Python >= 2.7 (tested on Python 3.4.6 and Python 2.7.14).

### Additional system requirements

ugtm does not require any supplementary data. The amount of required active memory depends on the input data and on the map size (hyperparameters *k* and *m*).

### Dependencies

scikit-learn >= 0.20

numpy >= 1.13.1

matplotlib >= 2.0.2

scipy >= 0.19.1

mpld3 >= 0.3

### List of contributors

Héléna A. Gaspar

### Software location

#### Archive

** Name:** ugtm v2.0.0

** Persistent identifier:**https://doi.org/10.5281/zenodo.1489295

** Licence:** MIT

** Publisher:** Héléna A. Gaspar

** Version published:** 2.0.0

** Date published:** 15/11/2018

#### Code repository

** Name:** GitHub

** Identifier:**https://github.com/hagax8/ugtm

** Licence:** MIT

** Date published:** 15/11/2018

### Language

ugtm was developed in English.

## (3) Reuse potential

Support for ugtm is available on GitHub (https://github.com/hagax8/ugtm) – users can post issues through the GitHub platform (https://github.com/hagax8/ugtm/issues) or contribute directly to the code.

The eGTM (data transformation), eGTC (classification) and eGTR (regression) classes implemented in ugtm are fully compatible with scikit-learn and can be used in scikit-learn pipelines for visualization, regression or classification. GTM hyperparameters can be optimized using scikit-learn grid search for regression and classification tasks – examples are provided in the online documentation (https://ugtm.readthedocs.io).

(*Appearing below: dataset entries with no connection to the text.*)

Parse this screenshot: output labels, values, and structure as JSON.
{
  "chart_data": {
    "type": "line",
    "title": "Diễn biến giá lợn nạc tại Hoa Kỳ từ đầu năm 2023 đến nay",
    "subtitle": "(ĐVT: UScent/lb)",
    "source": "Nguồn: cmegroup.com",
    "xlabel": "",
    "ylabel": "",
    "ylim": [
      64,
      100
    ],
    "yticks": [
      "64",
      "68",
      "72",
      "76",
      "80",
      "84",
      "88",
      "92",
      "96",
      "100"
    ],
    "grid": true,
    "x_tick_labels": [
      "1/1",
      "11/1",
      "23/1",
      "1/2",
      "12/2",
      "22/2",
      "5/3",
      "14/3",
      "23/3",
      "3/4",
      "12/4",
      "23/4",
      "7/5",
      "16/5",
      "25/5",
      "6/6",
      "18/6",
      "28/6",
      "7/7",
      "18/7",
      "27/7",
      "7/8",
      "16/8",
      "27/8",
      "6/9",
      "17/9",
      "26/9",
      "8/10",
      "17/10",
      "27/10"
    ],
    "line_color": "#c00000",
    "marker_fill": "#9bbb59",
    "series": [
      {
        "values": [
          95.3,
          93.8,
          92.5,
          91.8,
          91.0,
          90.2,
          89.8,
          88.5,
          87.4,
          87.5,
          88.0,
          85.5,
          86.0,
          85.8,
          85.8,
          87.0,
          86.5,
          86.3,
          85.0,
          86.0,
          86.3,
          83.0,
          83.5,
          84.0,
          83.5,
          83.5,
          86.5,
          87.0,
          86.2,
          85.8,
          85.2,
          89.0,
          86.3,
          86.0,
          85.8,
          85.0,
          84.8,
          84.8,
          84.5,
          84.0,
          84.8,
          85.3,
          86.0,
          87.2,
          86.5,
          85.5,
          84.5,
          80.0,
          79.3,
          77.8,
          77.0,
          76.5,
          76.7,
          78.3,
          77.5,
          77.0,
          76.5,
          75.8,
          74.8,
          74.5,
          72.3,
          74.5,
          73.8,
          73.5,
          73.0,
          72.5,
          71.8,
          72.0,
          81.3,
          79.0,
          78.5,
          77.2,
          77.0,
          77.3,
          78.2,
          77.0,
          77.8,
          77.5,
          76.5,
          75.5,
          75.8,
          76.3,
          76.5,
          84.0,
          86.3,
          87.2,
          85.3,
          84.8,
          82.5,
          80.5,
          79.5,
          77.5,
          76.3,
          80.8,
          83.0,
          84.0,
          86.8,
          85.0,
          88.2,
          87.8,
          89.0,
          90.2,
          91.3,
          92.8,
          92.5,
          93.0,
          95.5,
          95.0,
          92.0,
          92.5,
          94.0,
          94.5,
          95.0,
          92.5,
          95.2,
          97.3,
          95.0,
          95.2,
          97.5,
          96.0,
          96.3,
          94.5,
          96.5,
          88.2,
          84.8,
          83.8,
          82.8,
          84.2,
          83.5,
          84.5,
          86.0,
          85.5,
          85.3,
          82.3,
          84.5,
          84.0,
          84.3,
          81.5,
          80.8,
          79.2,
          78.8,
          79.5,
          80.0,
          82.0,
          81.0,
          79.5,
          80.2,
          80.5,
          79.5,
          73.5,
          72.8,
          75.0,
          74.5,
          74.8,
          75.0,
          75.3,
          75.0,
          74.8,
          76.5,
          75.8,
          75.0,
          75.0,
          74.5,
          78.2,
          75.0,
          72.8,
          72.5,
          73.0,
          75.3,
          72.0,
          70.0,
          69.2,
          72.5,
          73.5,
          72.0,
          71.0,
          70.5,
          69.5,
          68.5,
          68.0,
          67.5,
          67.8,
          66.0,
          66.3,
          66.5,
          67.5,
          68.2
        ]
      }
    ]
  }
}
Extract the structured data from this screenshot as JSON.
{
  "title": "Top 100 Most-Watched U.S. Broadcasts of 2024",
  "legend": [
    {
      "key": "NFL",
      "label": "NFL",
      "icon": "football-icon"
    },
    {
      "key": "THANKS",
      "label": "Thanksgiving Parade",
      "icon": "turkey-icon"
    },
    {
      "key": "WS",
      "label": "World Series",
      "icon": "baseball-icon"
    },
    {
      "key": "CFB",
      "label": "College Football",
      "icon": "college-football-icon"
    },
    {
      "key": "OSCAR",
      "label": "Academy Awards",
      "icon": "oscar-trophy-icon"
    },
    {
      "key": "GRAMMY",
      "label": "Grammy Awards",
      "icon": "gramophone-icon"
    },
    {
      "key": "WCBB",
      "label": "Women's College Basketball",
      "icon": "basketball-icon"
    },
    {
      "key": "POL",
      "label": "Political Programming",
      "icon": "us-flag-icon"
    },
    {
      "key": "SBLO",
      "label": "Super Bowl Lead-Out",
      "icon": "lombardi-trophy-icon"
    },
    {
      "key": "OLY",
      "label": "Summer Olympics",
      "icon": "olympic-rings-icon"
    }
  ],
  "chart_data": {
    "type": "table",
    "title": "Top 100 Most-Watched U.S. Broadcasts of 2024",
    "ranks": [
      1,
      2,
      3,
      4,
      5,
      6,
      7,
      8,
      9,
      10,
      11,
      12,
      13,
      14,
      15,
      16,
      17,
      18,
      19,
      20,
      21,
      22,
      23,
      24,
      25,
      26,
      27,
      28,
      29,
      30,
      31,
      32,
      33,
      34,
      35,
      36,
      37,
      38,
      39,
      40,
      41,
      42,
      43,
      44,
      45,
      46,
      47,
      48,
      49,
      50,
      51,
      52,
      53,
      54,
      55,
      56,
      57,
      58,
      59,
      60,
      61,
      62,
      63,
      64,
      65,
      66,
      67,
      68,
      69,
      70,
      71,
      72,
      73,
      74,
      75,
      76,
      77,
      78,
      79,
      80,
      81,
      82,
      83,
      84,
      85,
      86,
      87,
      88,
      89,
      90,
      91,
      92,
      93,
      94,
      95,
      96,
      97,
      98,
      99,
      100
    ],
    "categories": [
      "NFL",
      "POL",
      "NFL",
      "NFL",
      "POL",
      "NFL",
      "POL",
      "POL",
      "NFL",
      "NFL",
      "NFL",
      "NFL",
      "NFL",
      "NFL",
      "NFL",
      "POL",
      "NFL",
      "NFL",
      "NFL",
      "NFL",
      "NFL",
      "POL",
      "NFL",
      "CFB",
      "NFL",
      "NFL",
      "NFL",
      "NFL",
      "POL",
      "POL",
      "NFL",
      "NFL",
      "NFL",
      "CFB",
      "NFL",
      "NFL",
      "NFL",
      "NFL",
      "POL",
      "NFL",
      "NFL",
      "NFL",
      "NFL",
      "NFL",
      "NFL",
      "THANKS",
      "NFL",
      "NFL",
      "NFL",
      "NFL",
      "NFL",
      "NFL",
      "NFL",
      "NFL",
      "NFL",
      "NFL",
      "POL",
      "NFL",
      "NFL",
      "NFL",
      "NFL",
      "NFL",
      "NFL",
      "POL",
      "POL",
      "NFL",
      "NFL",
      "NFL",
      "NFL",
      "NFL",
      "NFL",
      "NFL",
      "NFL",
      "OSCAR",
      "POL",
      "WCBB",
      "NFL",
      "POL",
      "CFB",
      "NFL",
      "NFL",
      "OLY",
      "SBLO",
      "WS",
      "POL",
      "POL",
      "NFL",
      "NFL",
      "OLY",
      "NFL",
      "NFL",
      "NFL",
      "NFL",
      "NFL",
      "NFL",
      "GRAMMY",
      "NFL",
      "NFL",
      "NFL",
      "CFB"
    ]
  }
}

Now that we have access to very large amounts of data, dimensionality reduction methods are becoming more and more popular. It is often necessary to get an overview of a dataset that exists in a space of hundreds or thousands of dimensions (data features). GTM can be a nice alternative to other dimensionality reduction algorithms such as t-SNE, MDS or LLE. It also provides a probabilistic framework that can be used to obtain a comprehensive overview of a dataset. For example, GTM can be useful to visualize and cluster multidimensional data for health research, and investigate very large datasets in chemistry or in genomics – single cell data, genotypes, endophenotypes, or polygenic risk scores. At the moment, t-SNE is very popular for these purposes but presents a major drawback: new data cannot be easily projected onto a pre-trained t-SNE map. Another possible application for GTM could be the visualization of feature vectors from deep neural networks. Hopefully, ugtm should make it easier to use GTM for these applications.

ugtm also provides opportunities for further developments. Future enhancements could include the implementation of a mini-batch version (to process data block by data block) – for now, the entire data matrix is processed in one batch. A multispace version of GTM (Stargate GTM [**18**]) could also be added in the future, as well as data projection functions for the kernel GTM algorithm. Support for other probability distributions could also be included.